Hay una sutil diferencia entre la nostalgia, elegida como resorte del alma en búsqueda de lo eterno, y la melancolía, traída para atormentar el presente con la felicidad de un tiempo pasado.

Si lo eterno nos trae esperanza, pausa, anhelo de plenitud, el pasado en continuo retorno nos avasalla hasta tal punto que nos lleva hacia una neurosis que será objeto de cura, nos quitará la libertad y nos entregará a un terreno donde dejaremos de mirar la realidad tal como se presenta, transformándola en una jaula sin luz y sin alimento posible. Toda espera se queda en el vacío, pues no hay nada que esperar, ya no habrá nada que pueda arrastrar el contenido ausente de nuestro corazón y llenarlo de un suspiro de belleza.

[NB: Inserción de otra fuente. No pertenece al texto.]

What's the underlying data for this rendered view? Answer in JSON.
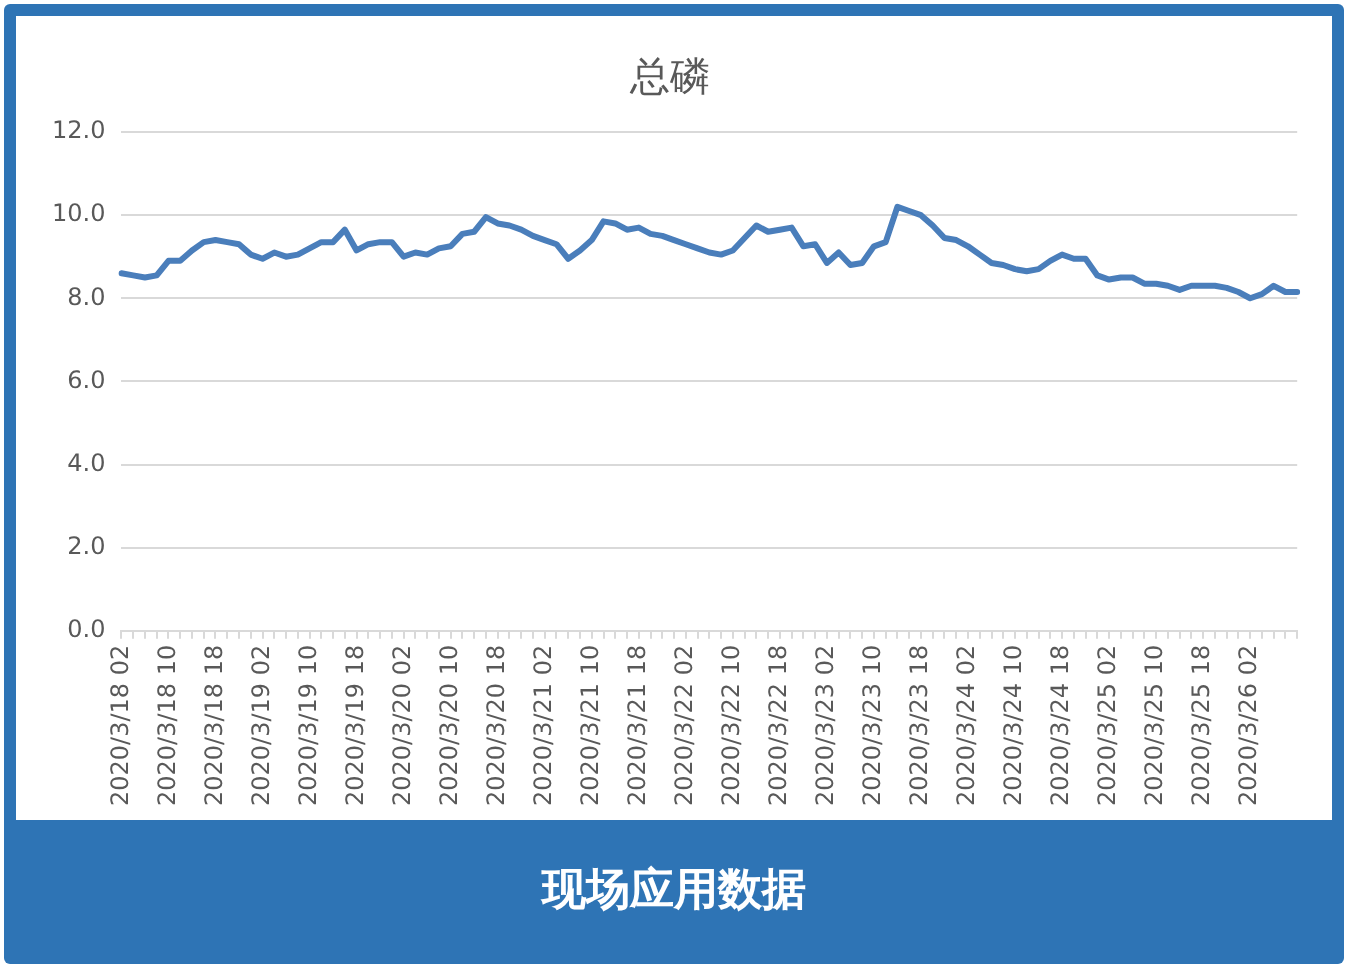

Sin embargo, la verdad siempre es esperada, por tanto, aun sumidos en una melancolía que pueda destruirnos, quedará la expectativa y la ilusión real de formar una nueva imagen para salir del agujero en el que podamos estar sumidos.

La eternidad

Es por ello por lo que hay que reclamar la nostalgia, el recuerdo anhelado como eterno, como plenitud. Porque si anhelamos lo vivido como lugar de gozo, es porque un día así lo vivimos. Y lo experimentamos como un espacio metafísico tangible, convirtiendo en terrenal la dignidad de la existencia. No cabe duda de que el anhelo, por tanto, se experimenta porque hay una experiencia previa auténtica y verdadera.

¿Podremos afirmar que, si anhelamos la felicidad, es que, en algún momento, de otro modo, de otra forma, fuimos partícipes de ella?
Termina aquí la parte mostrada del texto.